Unconsenting Media: a search engine for sexual violence in broadcasting

CN: abuse, sexual assault

The database, Unconsenting Media, created by Cambridge student Rosa Payne in April 2017, has been relaunched as a web search engine for sexual violence in media and broadcasting.

As well as users being able to search specific titles, the platform enables users to submit films and television shows where there have been depictions of rape, sexual assault, domestic abuse, or other cases where consent is not given or violated.

Payne launched the project in order to give users the ability to avoid upsetting content.

The updates have been made under the leadership of Samantha van Staden, working alongside the creator of, a website which lists movies and television shows where something specific happens, providing the answers to questions, such as ‘Does the dog die?’ in certain shows.

‘Information and Resources’ pages have now been added to the website in order to make the project’s aims clear as well as providing educational resources about consent.
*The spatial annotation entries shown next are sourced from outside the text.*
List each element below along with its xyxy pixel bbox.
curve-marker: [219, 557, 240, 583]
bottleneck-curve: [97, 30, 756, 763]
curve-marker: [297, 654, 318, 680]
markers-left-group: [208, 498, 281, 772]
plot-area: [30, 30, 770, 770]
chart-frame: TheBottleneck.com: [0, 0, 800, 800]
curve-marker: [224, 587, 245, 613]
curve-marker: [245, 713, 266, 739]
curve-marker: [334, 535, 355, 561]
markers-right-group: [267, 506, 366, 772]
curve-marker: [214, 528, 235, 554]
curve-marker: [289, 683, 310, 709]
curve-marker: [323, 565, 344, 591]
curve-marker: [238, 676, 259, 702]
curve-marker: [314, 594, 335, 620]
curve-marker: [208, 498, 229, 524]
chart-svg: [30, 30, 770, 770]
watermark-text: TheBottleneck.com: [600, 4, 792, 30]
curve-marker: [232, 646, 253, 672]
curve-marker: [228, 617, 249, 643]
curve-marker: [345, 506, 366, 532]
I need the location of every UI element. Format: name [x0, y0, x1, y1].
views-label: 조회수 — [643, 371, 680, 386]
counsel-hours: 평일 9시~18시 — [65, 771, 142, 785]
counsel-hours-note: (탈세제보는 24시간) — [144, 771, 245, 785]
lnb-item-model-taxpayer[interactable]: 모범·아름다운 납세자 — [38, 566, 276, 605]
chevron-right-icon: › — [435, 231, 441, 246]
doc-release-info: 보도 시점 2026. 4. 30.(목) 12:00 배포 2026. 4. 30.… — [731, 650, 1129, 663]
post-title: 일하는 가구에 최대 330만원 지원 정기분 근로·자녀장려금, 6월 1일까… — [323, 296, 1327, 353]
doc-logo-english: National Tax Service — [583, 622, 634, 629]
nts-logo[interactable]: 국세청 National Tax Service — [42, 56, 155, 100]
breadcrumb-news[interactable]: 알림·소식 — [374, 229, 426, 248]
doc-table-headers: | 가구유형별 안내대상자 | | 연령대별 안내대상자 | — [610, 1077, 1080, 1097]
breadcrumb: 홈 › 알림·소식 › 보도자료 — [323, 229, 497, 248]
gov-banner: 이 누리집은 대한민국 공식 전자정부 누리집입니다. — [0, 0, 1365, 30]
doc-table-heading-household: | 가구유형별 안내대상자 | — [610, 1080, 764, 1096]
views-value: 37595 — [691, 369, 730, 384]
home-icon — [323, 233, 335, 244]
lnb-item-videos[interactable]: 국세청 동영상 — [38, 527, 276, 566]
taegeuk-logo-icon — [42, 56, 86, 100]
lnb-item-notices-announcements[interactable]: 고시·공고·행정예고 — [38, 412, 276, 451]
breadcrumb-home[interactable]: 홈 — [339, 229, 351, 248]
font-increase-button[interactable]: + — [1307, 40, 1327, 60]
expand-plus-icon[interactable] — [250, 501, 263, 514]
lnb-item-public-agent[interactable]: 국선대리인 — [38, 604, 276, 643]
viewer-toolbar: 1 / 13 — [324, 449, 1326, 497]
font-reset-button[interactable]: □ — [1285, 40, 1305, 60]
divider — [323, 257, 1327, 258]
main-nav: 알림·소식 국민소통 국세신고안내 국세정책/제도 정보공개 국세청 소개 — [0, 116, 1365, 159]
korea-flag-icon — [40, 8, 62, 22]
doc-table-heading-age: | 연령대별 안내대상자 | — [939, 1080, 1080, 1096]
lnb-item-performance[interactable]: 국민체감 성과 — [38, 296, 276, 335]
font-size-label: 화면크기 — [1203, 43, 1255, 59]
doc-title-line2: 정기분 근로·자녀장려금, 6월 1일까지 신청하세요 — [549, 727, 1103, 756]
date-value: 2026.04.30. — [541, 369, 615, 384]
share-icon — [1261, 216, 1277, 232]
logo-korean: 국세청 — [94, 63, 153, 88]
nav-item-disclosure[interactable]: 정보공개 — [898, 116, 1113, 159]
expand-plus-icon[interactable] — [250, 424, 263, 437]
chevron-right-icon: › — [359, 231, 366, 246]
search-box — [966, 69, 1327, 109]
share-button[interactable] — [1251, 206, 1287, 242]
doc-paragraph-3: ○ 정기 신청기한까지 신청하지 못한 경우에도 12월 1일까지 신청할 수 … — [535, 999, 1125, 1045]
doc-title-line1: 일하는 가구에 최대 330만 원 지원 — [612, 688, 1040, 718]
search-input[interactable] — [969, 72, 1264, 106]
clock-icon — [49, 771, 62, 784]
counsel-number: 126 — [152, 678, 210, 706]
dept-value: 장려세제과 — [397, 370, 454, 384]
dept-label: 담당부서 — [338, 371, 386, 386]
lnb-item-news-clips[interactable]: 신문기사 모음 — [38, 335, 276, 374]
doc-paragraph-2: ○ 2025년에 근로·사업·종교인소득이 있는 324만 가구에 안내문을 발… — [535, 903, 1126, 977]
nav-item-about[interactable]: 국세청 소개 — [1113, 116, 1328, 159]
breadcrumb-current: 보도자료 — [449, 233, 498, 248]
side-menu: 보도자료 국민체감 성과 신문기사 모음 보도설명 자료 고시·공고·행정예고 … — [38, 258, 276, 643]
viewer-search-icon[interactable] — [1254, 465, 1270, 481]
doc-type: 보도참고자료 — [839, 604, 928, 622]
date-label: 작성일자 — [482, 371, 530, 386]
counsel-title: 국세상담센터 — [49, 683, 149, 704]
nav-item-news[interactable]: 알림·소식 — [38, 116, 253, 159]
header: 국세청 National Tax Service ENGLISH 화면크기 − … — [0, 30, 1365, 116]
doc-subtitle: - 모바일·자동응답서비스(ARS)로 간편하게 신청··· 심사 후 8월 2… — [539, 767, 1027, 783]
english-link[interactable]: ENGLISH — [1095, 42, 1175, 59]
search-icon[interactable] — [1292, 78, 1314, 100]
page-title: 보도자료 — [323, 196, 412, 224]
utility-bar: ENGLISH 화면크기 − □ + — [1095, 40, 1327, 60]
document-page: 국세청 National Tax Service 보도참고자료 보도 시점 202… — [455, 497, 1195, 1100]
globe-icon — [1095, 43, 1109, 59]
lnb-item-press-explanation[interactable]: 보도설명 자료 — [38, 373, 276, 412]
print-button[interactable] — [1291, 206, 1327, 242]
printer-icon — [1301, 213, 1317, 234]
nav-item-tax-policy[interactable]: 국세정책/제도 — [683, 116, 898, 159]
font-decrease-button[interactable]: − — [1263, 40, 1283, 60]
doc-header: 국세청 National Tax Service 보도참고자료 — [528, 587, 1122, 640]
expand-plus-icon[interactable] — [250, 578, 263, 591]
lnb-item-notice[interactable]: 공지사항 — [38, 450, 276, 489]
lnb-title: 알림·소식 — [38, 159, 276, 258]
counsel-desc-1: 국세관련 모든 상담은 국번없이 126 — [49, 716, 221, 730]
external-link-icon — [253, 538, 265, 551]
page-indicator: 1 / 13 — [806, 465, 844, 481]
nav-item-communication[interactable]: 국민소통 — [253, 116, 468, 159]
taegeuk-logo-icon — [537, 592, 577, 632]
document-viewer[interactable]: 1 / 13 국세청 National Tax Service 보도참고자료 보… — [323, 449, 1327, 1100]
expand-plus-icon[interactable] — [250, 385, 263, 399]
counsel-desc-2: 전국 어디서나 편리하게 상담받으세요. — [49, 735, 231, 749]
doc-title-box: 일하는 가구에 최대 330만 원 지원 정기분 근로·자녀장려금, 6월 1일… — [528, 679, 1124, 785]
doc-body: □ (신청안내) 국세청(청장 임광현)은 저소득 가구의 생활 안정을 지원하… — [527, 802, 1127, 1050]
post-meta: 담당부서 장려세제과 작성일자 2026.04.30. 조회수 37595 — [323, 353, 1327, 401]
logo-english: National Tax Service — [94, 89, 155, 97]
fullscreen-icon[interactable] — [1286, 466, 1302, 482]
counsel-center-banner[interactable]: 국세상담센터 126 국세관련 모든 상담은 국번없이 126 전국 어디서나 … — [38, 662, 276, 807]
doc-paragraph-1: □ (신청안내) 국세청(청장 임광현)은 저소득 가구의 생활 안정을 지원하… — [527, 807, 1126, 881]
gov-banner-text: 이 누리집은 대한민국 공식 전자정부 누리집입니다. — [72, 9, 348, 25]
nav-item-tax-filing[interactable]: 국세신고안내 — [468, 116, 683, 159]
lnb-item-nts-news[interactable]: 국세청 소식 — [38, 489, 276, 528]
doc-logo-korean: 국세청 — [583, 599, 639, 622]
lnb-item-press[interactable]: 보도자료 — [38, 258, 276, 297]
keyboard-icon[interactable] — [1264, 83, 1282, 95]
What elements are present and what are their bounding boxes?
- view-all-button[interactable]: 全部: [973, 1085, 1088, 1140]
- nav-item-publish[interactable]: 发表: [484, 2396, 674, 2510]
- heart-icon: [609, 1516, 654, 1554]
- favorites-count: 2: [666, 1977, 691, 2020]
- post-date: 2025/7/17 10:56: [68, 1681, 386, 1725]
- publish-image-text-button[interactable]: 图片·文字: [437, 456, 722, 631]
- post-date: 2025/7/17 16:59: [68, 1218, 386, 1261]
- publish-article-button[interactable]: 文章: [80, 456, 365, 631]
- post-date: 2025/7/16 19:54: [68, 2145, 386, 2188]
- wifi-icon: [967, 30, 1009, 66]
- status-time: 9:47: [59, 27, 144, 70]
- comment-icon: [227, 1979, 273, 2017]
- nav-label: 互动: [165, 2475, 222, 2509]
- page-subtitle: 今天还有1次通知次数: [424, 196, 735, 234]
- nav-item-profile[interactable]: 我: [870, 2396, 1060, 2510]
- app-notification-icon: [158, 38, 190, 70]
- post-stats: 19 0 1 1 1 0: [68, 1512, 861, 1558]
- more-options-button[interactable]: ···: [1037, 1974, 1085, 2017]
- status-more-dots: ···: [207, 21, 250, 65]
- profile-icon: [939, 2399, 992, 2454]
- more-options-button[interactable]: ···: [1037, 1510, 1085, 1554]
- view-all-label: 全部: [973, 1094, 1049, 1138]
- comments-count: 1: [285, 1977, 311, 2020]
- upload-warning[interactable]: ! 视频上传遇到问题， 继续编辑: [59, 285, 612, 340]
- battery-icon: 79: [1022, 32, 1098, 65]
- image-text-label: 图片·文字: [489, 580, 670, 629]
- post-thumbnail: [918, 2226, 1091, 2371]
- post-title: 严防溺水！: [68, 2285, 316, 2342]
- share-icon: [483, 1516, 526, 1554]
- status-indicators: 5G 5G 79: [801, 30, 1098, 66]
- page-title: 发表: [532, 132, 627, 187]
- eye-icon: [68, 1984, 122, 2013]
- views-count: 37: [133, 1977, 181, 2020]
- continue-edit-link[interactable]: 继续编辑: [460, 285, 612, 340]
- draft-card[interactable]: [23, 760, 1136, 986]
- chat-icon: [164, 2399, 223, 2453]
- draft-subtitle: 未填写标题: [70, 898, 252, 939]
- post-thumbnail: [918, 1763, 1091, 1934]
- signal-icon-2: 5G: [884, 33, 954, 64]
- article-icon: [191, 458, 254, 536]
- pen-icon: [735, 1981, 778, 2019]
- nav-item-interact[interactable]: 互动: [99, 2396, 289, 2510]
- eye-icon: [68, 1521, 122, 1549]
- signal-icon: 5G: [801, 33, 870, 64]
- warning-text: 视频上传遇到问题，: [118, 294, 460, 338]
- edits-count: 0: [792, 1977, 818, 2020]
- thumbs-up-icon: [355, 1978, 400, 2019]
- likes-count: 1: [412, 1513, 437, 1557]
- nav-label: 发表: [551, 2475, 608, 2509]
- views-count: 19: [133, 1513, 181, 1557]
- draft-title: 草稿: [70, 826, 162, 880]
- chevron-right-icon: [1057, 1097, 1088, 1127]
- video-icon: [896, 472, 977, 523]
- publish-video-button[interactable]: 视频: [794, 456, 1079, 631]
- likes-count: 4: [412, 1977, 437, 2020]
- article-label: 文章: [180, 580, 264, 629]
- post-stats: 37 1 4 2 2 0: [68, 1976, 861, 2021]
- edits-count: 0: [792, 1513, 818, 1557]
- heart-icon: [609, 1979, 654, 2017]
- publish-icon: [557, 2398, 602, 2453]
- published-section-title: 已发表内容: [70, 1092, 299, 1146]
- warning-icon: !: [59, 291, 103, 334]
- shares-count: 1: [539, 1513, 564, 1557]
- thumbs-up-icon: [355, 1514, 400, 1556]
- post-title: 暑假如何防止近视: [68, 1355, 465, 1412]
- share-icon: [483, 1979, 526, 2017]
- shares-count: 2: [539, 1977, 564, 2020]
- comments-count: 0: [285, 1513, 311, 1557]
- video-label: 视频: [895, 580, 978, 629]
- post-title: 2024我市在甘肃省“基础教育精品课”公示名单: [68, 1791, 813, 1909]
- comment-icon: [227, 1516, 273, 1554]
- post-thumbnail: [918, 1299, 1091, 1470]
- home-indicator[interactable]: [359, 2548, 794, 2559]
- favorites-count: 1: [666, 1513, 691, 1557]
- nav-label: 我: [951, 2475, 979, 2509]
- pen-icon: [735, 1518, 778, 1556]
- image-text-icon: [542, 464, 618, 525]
The website states that, ‘Rape and sexual assault need to be discussed. Discourse regarding the ways that we, as a society, think about and approach issues of consent is crucial. There is nothing to be gained by silencing real stories which are relevant to the lives of millions. Media such as films and television shows provide an excellent platform from which discussions can be started and questions raised.’

‘Unconsenting Media is a non-profit organisation which advocates for a responsible and conscientious approach to this necessary discussion which puts survivors at the forefront.’

Speaking to TCS, Van Staden said: "The premise of the project was relatively simple from the beginning: survivors of rape and sexual assault - as well as everybody else - deserve access to the resources necessary to make informed choices about which media they engage with. Since that point, the project has developed and changed in a number of ways. 

"The most significant difference is that the project is now run from a dedicated website, which has improved the project’s functionality and accessibility. The primary features of this website are a searchable database and a streamlined submissions system.

"Although the team has worked hard to research and curate a good number of films and television shows with which to launch the website, however, its comprehensivity will ultimately rely on submissions from the public. Consequently, we hope to build up a good number of active users who take the time to make submissions to our database when they see that something they’ve watched isn’t already listed."

The creators of Unconsenting Media are also looking to launch a blog in the future to carry on the discussion about consent in film and TV.

Van Staden added: "We are currently in the process of recruiting bloggers to make this a reality. Looking to the future, our primary goals are to reach ever-larger audiences who might benefit from access to Unconsenting Media and to work on improving the services we offer."

Van Staden also intends to organise student events in Cambridge and hopefully expand to other UK universities in order to reach out to a wider range of people.